Die Zukunft, die liegt zum Großteil in ihrer eigenen Hand, ist Tvildiani sicher. „Ich hatte viel Glück, aber ich hatte auch Ziele und habe nicht gewartet, bis ein Gesetz den Weg ebnet.“ Immer hatte sie den Rückhalt von Freunden und Familie: „Sie haben immer wieder gesagt, du hast schon so viel erreicht, jetzt sei mal stolz auf dich. Irgendwann habe ich das verinnerlicht. Es ist so wichtig, stolz auf sich sein zu können.“

Das Durchboxen allerdings höre nicht auf. „Sobald man im Beruf mehr Verantwortung bekommt, auch etwas zu sagen hat, wird man ernster genommen“, sagt die Frau, die fünf Sprachen spricht. „Je mehr ich mich operativ weiterentwickele, desto mehr werde ich von Kollegen gesehen.“

Tvildiani wünscht sich, dass sich Frauen gegenseitig mehr unterstützen. „Frauen in höheren Positionen können andere mit hochziehen.“ Um berufs- und gesundheitspolitische Interessen zu vertreten, ist sie seit 2017 Mitglied in der Deutschen Gesellschaft für Thorax-, Herz- und Gefäßchirurgie, deren Vorstand sie mittlerweile angehört. „Es ist ein Geben und Nehmen“, sagt die 33-Jährige.

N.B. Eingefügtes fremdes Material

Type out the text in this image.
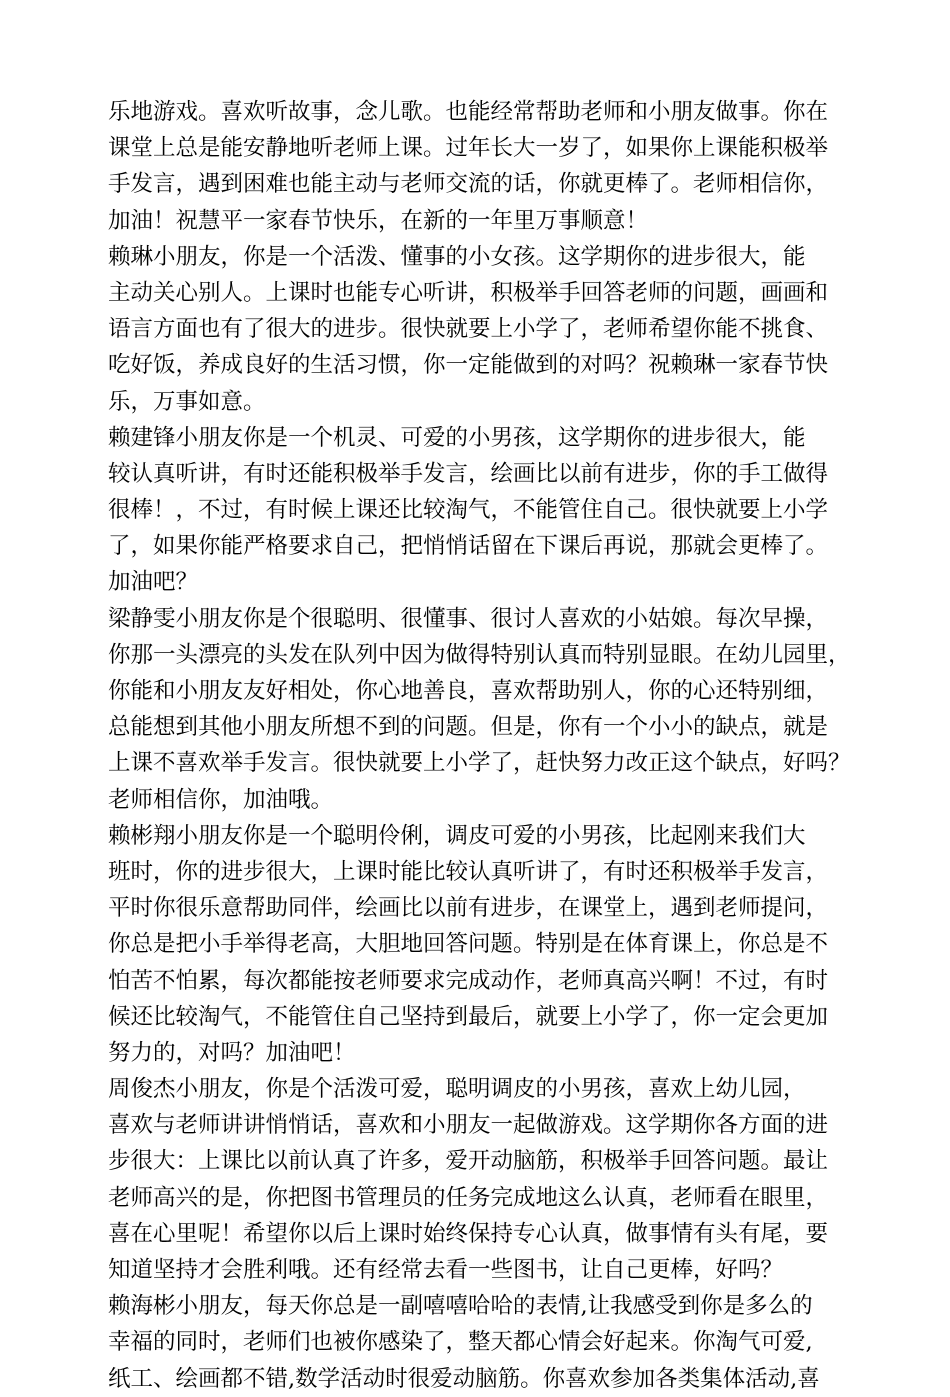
乐地游戏。喜欢听故事，念儿歌。也能经常帮助老师和小朋友做事。你在
课堂上总是能安静地听老师上课。过年长大一岁了，如果你上课能积极举
手发言，遇到困难也能主动与老师交流的话，你就更棒了。老师相信你，
加油！祝慧平一家春节快乐，在新的一年里万事顺意！
赖琳小朋友，你是一个活泼、懂事的小女孩。这学期你的进步很大，能
主动关心别人。上课时也能专心听讲，积极举手回答老师的问题，画画和
语言方面也有了很大的进步。很快就要上小学了，老师希望你能不挑食、
吃好饭，养成良好的生活习惯，你一定能做到的对吗？祝赖琳一家春节快
乐，万事如意。
赖建锋小朋友你是一个机灵、可爱的小男孩，这学期你的进步很大，能
较认真听讲，有时还能积极举手发言，绘画比以前有进步，你的手工做得
很棒！，不过，有时候上课还比较淘气，不能管住自己。很快就要上小学
了，如果你能严格要求自己，把悄悄话留在下课后再说，那就会更棒了。
加油吧？
梁静雯小朋友你是个很聪明、很懂事、很讨人喜欢的小姑娘。每次早操，
你那一头漂亮的头发在队列中因为做得特别认真而特别显眼。在幼儿园里，
你能和小朋友友好相处，你心地善良，喜欢帮助别人，你的心还特别细，
总能想到其他小朋友所想不到的问题。但是，你有一个小小的缺点，就是
上课不喜欢举手发言。很快就要上小学了，赶快努力改正这个缺点，好吗？
老师相信你，加油哦。
赖彬翔小朋友你是一个聪明伶俐，调皮可爱的小男孩，比起刚来我们大
班时，你的进步很大，上课时能比较认真听讲了，有时还积极举手发言，
平时你很乐意帮助同伴，绘画比以前有进步，在课堂上，遇到老师提问，
你总是把小手举得老高，大胆地回答问题。特别是在体育课上，你总是不
怕苦不怕累，每次都能按老师要求完成动作，老师真高兴啊！不过，有时
候还比较淘气，不能管住自己坚持到最后，就要上小学了，你一定会更加
努力的，对吗？加油吧！
周俊杰小朋友，你是个活泼可爱，聪明调皮的小男孩，喜欢上幼儿园，
喜欢与老师讲讲悄悄话，喜欢和小朋友一起做游戏。这学期你各方面的进
步很大：上课比以前认真了许多，爱开动脑筋，积极举手回答问题。最让
老师高兴的是，你把图书管理员的任务完成地这么认真，老师看在眼里，
喜在心里呢！希望你以后上课时始终保持专心认真，做事情有头有尾，要
知道坚持才会胜利哦。还有经常去看一些图书，让自己更棒，好吗？
赖海彬小朋友，每天你总是一副嘻嘻哈哈的表情,让我感受到你是多么的
幸福的同时，老师们也被你感染了，整天都心情会好起来。你淘气可爱,
纸工、绘画都不错,数学活动时很爱动脑筋。你喜欢参加各类集体活动,喜
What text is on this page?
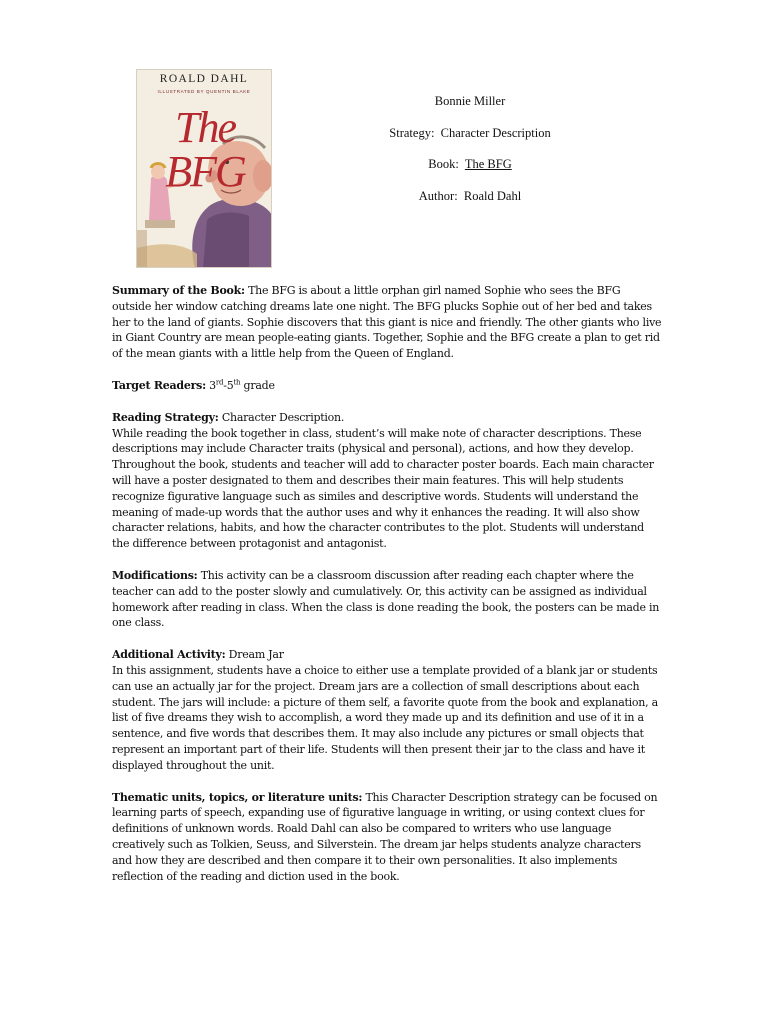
ROALD DAHL
ILLUSTRATED BY QUENTIN BLAKE
The BFG
Bonnie Miller
Strategy: Character Description
Book: The BFG
Author: Roald Dahl

Summary of the Book: The BFG is about a little orphan girl named Sophie who sees the BFG outside her window catching dreams late one night. The BFG plucks Sophie out of her bed and takes her to the land of giants. Sophie discovers that this giant is nice and friendly. The other giants who live in Giant Country are mean people-eating giants. Together, Sophie and the BFG create a plan to get rid of the mean giants with a little help from the Queen of England.

Target Readers: 3rd-5th grade

Reading Strategy: Character Description.
While reading the book together in class, student’s will make note of character descriptions. These descriptions may include Character traits (physical and personal), actions, and how they develop. Throughout the book, students and teacher will add to character poster boards. Each main character will have a poster designated to them and describes their main features. This will help students recognize figurative language such as similes and descriptive words. Students will understand the meaning of made-up words that the author uses and why it enhances the reading. It will also show character relations, habits, and how the character contributes to the plot. Students will understand the difference between protagonist and antagonist.

Modifications: This activity can be a classroom discussion after reading each chapter where the teacher can add to the poster slowly and cumulatively. Or, this activity can be assigned as individual homework after reading in class. When the class is done reading the book, the posters can be made in one class.

Additional Activity: Dream Jar
In this assignment, students have a choice to either use a template provided of a blank jar or students can use an actually jar for the project. Dream jars are a collection of small descriptions about each student. The jars will include: a picture of them self, a favorite quote from the book and explanation, a list of five dreams they wish to accomplish, a word they made up and its definition and use of it in a sentence, and five words that describes them. It may also include any pictures or small objects that represent an important part of their life. Students will then present their jar to the class and have it displayed throughout the unit.

Thematic units, topics, or literature units: This Character Description strategy can be focused on learning parts of speech, expanding use of figurative language in writing, or using context clues for definitions of unknown words. Roald Dahl can also be compared to writers who use language creatively such as Tolkien, Seuss, and Silverstein. The dream jar helps students analyze characters and how they are described and then compare it to their own personalities. It also implements reflection of the reading and diction used in the book.
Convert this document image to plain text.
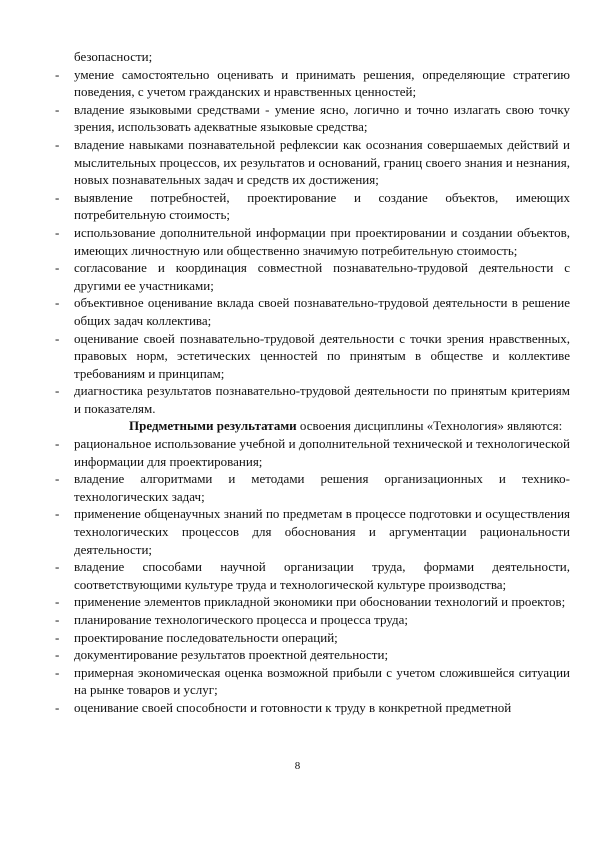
безопасности;
- умение самостоятельно оценивать и принимать решения, определяющие стратегию поведения, с учетом гражданских и нравственных ценностей;
- владение языковыми средствами - умение ясно, логично и точно излагать свою точку зрения, использовать адекватные языковые средства;
- владение навыками познавательной рефлексии как осознания совершаемых действий и мыслительных процессов, их результатов и оснований, границ своего знания и незнания, новых познавательных задач и средств их достижения;
- выявление потребностей, проектирование и создание объектов, имеющих потребительную стоимость;
- использование дополнительной информации при проектировании и создании объектов, имеющих личностную или общественно значимую потребительную стоимость;
- согласование и координация совместной познавательно-трудовой деятельности с другими ее участниками;
- объективное оценивание вклада своей познавательно-трудовой деятельности в решение общих задач коллектива;
- оценивание своей познавательно-трудовой деятельности с точки зрения нравственных, правовых норм, эстетических ценностей по принятым в обществе и коллективе требованиям и принципам;
- диагностика результатов познавательно-трудовой деятельности по принятым критериям и показателям.
Предметными результатами освоения дисциплины «Технология» являются:
- рациональное использование учебной и дополнительной технической и технологической информации для проектирования;
- владение алгоритмами и методами решения организационных и технико-технологических задач;
- применение общенаучных знаний по предметам в процессе подготовки и осуществления технологических процессов для обоснования и аргументации рациональности деятельности;
- владение способами научной организации труда, формами деятельности, соответствующими культуре труда и технологической культуре производства;
- применение элементов прикладной экономики при обосновании технологий и проектов;
- планирование технологического процесса и процесса труда;
- проектирование последовательности операций;
- документирование результатов проектной деятельности;
- примерная экономическая оценка возможной прибыли с учетом сложившейся ситуации на рынке товаров и услуг;
- оценивание своей способности и готовности к труду в конкретной предметной
8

Dass sie parallel zu ihren eigenen Interessen nicht in dem Maße für ihr Kind da sein kann, wie es andere Mütter sind, nimmt sie in Kauf. „Die Zeit, die ich mit meinem Sohn zusammen habe, an freien Tagen oder im Urlaub, ist dafür umso intensiver.“ Und schließlich ist da ja auch noch ihr Mann, der sie sehr unterstützt.